To spice things up a bit, I've also included a table with
all olympic games since 1896 -- the table `olympics`
contains the columns:

+ `year`
+ `city`
+ `country`
+ `continent`
+ `season`
+ `ordinal_number`

If we look carefully at this table, we can find some
unnecessary repetition, we will soon address this problem
(but for now, we'll let it pass).

**Problem:** _How many olympic games have each continent
hosted?_

In [56]:
%%sql
SELECT *
FROM olympics
LIMIT 10

 * sqlite:///lect01.sqlite
Done.


year,city,country,continent,season,ordinal_number
1924,Chamonix,France,Europe,winter,I
1928,St. Moritz,Switzerland,Europe,winter,II
1932,Lake Placid,United States,North America,winter,III
1936,Garmisch-Partenkirchen,Germany,Europe,winter,IV
1948,St.
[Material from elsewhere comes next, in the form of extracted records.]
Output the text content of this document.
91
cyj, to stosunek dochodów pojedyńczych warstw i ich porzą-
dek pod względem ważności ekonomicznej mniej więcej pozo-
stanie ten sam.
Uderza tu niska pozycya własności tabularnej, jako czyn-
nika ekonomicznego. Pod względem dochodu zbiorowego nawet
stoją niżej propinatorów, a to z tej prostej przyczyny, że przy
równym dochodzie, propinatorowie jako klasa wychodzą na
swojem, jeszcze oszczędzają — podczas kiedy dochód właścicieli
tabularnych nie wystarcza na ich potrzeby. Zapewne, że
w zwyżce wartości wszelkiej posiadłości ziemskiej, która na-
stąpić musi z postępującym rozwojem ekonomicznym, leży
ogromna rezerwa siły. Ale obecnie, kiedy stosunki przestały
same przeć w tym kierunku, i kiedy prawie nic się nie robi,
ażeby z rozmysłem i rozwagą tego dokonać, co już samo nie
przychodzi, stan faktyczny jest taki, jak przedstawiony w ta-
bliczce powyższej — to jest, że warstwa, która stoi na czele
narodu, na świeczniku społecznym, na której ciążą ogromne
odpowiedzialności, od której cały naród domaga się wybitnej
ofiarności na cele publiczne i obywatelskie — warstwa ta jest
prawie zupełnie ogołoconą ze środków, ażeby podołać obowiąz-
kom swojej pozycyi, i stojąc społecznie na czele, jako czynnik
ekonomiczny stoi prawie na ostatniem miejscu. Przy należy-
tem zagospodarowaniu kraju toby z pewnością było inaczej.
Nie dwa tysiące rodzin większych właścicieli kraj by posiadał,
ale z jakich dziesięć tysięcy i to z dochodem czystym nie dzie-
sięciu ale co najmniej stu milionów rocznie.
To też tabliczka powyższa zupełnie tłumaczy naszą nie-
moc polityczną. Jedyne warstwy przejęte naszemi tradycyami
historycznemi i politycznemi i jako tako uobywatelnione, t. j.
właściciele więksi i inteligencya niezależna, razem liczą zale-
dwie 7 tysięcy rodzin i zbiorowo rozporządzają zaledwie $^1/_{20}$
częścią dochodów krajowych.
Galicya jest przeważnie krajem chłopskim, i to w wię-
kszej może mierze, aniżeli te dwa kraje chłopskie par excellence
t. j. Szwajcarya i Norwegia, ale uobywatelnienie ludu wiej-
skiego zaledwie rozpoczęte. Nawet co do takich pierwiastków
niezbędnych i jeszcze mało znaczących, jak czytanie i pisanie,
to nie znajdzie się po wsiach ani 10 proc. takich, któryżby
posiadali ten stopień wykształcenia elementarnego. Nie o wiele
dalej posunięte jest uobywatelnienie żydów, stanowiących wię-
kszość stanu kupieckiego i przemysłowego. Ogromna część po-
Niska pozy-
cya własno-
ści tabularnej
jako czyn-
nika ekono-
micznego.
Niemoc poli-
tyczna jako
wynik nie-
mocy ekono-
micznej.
Moritz,Switzerland,Europe,winter,V
1952,Oslo,Norway,Europe,winter,VI
1956,Cortina d'Ampezzo,Italy,Europe,winter,VII
1960,Squaw Valley,United States,North America,winter,VIII
1964,Innsbruck,Austria,Europe,winter,IX
1968,Grenoble,France,Europe,winter,X


**Problem:** _When was the first olympic games in each continent?_

In [None]:
%%sql


**Exercise:** _Which countries have hosted the summer
olympics more than once?_

In [None]:
%%sql


**Exercise:** _List the continents in descending order by
the number of times they've hosted the summer olympics_

In [None]:
%%sql


**Problem:** _Show a 'histogram' over the the initial letter of
the names of all Nobel laureates_

In [57]:
%%sql
SELECT SUBSTR(name, 1, 1) AS initial, count()
FROM nobel
GROUP BY initial

 * sqlite:///lect01.sqlite
Done.


initial,count()
A,79
B,23
C,46
D,32
E,56
F,37
G,54
H,49
I,25
J,95


We can group by more than one column, by inserting invisible
borders between all combinations of the given column values:

**Problem:** _Show a 'histogram' over the the initial letter of
the names of all Nobel laureates, **for each category**_

In [61]:
%%sql
SELECT category, substr(name, 1, 1) AS initial, count()
FROM nobel
GROUP BY category, initial 
ORDER BY category, initial

 * sqlite:///lect01.sqlite
Done.


category,initial,count()
Chemistry,A,18
Chemistry,B,2
Chemistry,C,3
Chemistry,D,5
Chemistry,E,7
Chemistry,F,10
Chemistry,G,10
Chemistry,H,12
Chemistry,I,4
Chemistry,J,19


**Problem:** _Has anyone won more than one Nobel prize?_

In [69]:
%%sql
SELECT name, group_concat(year) AS year, group_concat(category) AS category
FROM nobel
GROUP BY name
HAVING count() > 1

 * sqlite:///lect01.sqlite
(sqlite3.OperationalError) near "||": syntax error
[SQL: SELECT name, group_concat(year) AS year, || ": " || category
FROM nobel
GROUP BY name
HAVING count() > 1]
(Background on this error at: http://sqlalche.me/e/13/e3q8)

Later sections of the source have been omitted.